Content Notes: verbal/emotional abuse (in the workplace)
Garton’s reimagining of the Arthurian legend is set in rural Kentucky, and it is a wild ride. Lance, as a trans man dealing with some self-esteem struggles and body dysphoria and living back in his hometown where people don’t hesitate to deadname him, is working on some emotionally weighty stuff. But also he, his sister Gwen, his friends Mordy and Morgan, and his best friend–>boyfriend Arthur have to destroy the evil necromancer, save the girls/young women in their community, and pull themselves out of the eons old reincarnation loop that they’ve been dealing with since being cursed by Morgana. (Read Erin’s full review.)
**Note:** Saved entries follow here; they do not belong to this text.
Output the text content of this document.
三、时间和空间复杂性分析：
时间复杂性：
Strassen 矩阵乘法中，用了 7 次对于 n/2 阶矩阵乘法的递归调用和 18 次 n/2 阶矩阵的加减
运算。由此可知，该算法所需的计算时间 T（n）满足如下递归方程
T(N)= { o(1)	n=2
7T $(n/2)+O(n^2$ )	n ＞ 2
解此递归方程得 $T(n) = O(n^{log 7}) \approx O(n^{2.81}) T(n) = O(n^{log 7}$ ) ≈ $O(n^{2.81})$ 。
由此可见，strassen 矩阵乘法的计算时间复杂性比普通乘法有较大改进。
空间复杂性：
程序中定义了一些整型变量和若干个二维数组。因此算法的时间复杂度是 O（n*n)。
Content Notes: transphobia, deadnaming, abuse, violence
This super-sexy retelling of the Hades and Persephone myth leans in to the dysfunctional side of Olympus. Like, of course Persephone and Demeter have a fraught relationship! Where this book really shines, however, is in the bantery grumpy-sunshine dynamic that develops between Persephone and Hades, as they go from exhibitionist sex pact to true love. Bonus points for Hades doing that thing where he is all domineering because that’s how he shows he cares.
Content Notes: public sex, violence
Whether or not you agree with me about including this book probably depends on how you take your happy endings, but I’m going for it because 1. It is a reimagining of the Victorian pulp romance The Prisoner of Zenda, 2. It clearly demonstrates that retellings or reimaginings are everywhere and 3. It is totally awesome. The original is OTT in true Victorian pulp fashion, but with her “let’s tell this story from the perspective of the bad guys, and also they’re totally into each other” twist, Charles makes it even better! Jasper is a cheeky anti-hero narrator, and he and Rupert are a clever team with some stellar on-page sizzle.
Content Notes: violence, homophobia, abduction, discussion of sexual assault
Honorable Mention: Peter Darling by Austin Chant
This book is the rare retelling that makes you rethink the source material—and not just because Chant reimagines Wendy/Peter as the same person, but also because of the way he portrays Neverland and the nature of reality there. Plus, everyone can agree that Captain Hook is the sexiest. So why is this incredible book listed as a bonus? Because it’s not currently available for sale anywhere. (Holly was lucky enough to find a copy at her local library; you might get lucky too!)